Dark clouds of persecution had broken on believers scattered throughout Asia Minor in the area north of the Taurus Mountains. Peter longed to encourage them and decided to do so by writing a letter that they could circulate among them. Silas, a dedicated, welleducated, and gifted man who had proven his trustworthiness as Paul’s companion (Acts 15:22-32) and co-writer (1 Th. 1:1; 2 Th. 1:1), gave Peter secretarial and editorial help (1 Pet. 5:12.)
Peter had earned the right to encourage his readers. He knew what it was like to be overcome by fear and discouragement. Years earlier he had temporarily abandoned Christ when times got difficult. He too had been afraid. He too had been unprepared for the hostility he experienced as a follower of Christ. Along the way, however, he learned that God is never more real, or more reassuring, than in those moments when He is all we have. So, Peter dictated:
To God’s elect, strangers in the world, scattered throughout Pontus, Galatia, Cappadocia, Asia, and Bithynia, who have been chosen according to the foreknowledge of God the Father, through the sanctifying work of the Spirit, for obedience to Jesus Christ and sprinkling by His blood: Grace and peace be yours in abundance (1:1-2).

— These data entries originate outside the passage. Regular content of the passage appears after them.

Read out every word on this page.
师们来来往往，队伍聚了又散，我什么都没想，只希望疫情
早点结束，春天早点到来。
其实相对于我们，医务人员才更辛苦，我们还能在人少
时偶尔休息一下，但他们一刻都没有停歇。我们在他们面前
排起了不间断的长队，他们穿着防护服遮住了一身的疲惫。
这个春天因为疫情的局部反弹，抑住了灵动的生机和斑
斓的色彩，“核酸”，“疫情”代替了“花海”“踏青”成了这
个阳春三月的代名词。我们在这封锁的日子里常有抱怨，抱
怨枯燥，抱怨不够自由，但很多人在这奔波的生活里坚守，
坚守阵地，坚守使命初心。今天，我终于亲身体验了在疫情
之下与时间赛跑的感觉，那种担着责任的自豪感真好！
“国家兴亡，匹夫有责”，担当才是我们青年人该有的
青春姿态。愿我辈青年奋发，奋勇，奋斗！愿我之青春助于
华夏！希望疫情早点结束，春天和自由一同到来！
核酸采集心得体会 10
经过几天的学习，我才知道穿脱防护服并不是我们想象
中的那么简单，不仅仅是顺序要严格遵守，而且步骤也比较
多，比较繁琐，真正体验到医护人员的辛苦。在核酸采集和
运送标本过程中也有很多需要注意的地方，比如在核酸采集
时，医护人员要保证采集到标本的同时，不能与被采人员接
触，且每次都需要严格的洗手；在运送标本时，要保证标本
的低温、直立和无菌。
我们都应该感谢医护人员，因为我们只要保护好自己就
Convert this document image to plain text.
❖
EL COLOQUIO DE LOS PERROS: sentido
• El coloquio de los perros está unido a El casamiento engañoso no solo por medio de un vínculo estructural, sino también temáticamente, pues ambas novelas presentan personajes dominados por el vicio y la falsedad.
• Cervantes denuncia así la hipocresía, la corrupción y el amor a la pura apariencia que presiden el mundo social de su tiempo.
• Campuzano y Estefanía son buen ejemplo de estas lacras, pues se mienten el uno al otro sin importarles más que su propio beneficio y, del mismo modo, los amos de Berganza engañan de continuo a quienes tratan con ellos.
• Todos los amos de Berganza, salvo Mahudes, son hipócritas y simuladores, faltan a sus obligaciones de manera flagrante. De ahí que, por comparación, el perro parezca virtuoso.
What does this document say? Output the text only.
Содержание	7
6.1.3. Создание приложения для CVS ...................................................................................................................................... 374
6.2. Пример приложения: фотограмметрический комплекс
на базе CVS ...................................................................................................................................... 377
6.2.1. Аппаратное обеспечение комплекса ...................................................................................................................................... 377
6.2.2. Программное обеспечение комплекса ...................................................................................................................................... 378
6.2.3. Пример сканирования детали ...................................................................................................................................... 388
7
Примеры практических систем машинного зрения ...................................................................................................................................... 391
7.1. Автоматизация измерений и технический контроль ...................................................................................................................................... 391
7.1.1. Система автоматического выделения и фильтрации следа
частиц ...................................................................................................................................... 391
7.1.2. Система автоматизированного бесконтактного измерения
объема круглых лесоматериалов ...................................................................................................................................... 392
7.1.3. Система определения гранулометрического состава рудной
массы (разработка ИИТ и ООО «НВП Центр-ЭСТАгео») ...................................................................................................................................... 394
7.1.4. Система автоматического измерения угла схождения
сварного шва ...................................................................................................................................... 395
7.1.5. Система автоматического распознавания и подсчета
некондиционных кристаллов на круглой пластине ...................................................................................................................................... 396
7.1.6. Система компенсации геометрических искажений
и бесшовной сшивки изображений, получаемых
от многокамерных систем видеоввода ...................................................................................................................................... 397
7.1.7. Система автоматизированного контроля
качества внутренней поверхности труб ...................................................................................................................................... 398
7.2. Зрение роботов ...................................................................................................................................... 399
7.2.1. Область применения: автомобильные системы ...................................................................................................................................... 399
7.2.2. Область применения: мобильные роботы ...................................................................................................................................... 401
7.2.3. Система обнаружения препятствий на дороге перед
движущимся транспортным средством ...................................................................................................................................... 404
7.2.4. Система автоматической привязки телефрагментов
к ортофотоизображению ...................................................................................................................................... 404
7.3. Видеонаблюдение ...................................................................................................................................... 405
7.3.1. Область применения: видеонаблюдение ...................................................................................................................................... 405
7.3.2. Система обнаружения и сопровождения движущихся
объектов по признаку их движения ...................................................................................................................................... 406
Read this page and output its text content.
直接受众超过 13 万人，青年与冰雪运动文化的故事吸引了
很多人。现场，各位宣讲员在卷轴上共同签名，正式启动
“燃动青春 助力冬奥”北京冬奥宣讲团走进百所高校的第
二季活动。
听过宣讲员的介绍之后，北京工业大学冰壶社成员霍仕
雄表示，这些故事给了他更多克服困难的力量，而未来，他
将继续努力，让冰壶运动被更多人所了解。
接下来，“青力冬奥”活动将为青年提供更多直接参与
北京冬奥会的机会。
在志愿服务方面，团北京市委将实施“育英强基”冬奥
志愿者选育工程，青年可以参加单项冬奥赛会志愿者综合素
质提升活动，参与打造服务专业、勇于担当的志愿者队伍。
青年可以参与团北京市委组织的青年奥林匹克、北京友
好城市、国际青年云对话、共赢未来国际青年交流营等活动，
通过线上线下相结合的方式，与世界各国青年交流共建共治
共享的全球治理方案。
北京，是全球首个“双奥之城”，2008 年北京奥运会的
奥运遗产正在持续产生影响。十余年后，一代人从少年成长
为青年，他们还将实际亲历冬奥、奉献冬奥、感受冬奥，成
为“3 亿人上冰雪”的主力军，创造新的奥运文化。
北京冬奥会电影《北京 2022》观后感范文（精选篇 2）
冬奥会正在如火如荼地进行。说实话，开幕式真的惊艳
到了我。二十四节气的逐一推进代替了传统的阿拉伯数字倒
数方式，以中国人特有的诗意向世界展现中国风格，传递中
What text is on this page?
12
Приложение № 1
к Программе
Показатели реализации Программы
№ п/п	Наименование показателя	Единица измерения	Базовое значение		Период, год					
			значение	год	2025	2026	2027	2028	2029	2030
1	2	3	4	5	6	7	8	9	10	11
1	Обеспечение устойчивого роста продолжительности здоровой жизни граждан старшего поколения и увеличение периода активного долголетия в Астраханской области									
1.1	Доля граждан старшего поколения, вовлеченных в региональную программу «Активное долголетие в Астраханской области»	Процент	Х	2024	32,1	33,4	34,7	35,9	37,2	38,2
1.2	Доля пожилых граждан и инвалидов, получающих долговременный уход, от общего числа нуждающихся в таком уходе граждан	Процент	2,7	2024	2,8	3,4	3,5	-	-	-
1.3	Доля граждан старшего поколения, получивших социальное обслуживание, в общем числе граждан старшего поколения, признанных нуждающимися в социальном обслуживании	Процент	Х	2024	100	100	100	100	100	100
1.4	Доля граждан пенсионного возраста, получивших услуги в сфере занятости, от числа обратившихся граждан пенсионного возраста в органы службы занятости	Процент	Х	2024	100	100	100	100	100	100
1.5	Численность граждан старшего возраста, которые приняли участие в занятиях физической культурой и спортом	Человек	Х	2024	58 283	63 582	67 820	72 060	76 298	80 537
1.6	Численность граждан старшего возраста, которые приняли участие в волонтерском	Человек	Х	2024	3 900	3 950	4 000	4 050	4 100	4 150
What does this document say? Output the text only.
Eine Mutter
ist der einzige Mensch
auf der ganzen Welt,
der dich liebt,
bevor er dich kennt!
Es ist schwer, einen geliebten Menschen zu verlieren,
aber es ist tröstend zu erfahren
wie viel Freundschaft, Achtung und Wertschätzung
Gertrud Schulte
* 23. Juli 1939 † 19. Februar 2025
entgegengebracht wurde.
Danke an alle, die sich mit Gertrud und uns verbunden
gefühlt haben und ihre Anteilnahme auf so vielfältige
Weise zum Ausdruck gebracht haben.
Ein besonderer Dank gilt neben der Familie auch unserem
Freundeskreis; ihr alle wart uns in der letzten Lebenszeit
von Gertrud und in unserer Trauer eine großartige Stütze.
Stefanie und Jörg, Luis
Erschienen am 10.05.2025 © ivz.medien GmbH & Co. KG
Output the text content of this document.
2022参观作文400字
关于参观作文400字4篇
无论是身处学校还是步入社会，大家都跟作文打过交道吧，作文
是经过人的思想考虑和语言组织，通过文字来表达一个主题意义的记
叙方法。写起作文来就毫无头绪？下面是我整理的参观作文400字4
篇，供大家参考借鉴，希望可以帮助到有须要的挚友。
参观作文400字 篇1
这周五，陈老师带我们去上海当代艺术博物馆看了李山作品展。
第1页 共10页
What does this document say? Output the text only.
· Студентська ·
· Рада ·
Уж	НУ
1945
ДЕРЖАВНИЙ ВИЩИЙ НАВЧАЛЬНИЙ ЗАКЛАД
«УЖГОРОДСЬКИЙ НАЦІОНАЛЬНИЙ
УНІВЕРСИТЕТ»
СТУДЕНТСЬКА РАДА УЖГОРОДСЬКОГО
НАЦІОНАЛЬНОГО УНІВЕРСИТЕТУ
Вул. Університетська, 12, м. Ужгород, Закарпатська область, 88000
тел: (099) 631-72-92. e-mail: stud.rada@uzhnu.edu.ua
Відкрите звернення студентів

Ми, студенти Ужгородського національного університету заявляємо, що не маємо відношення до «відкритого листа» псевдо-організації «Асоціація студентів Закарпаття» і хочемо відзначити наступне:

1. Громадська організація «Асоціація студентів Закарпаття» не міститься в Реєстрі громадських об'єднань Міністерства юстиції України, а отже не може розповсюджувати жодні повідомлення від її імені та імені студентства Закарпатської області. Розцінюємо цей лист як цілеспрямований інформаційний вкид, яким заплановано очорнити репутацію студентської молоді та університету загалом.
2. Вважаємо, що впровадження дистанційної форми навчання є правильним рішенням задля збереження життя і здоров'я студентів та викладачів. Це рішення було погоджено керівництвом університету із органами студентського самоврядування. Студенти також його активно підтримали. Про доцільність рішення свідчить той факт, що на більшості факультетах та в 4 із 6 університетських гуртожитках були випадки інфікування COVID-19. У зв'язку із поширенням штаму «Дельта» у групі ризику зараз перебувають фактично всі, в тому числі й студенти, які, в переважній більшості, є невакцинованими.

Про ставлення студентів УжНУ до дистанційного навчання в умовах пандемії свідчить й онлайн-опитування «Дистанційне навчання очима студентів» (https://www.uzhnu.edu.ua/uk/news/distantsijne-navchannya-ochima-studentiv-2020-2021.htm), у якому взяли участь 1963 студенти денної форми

Peter had a high view of these displaced refugees. Even though they were “strangers in the world,” they were known to God, and God had a plan for them. They were to show the world that real life does not consist in the abundance of material possessions. In fact, it doesn’t even begin until we possess something worth dying for. This truth echoed through the halls of history to rest in the soul of Jim Elliot, who in 1956 was speared to death by the South American Indian tribe he was trying to reach with the gospel. Not long before his death, Jim wrote, “He is no fool who gives what he cannot keep to gain what he cannot lose.”
Peter’s regard for these people came through in the first words of his letter (1:2). He longed for them to recognize, in the middle of their trouble, those defining moments that would prove to them they were among the most privileged people in the world. He desired that they be so overwhelmed by the love of God they would consider it an honor to suffer for the One who had done so much for them.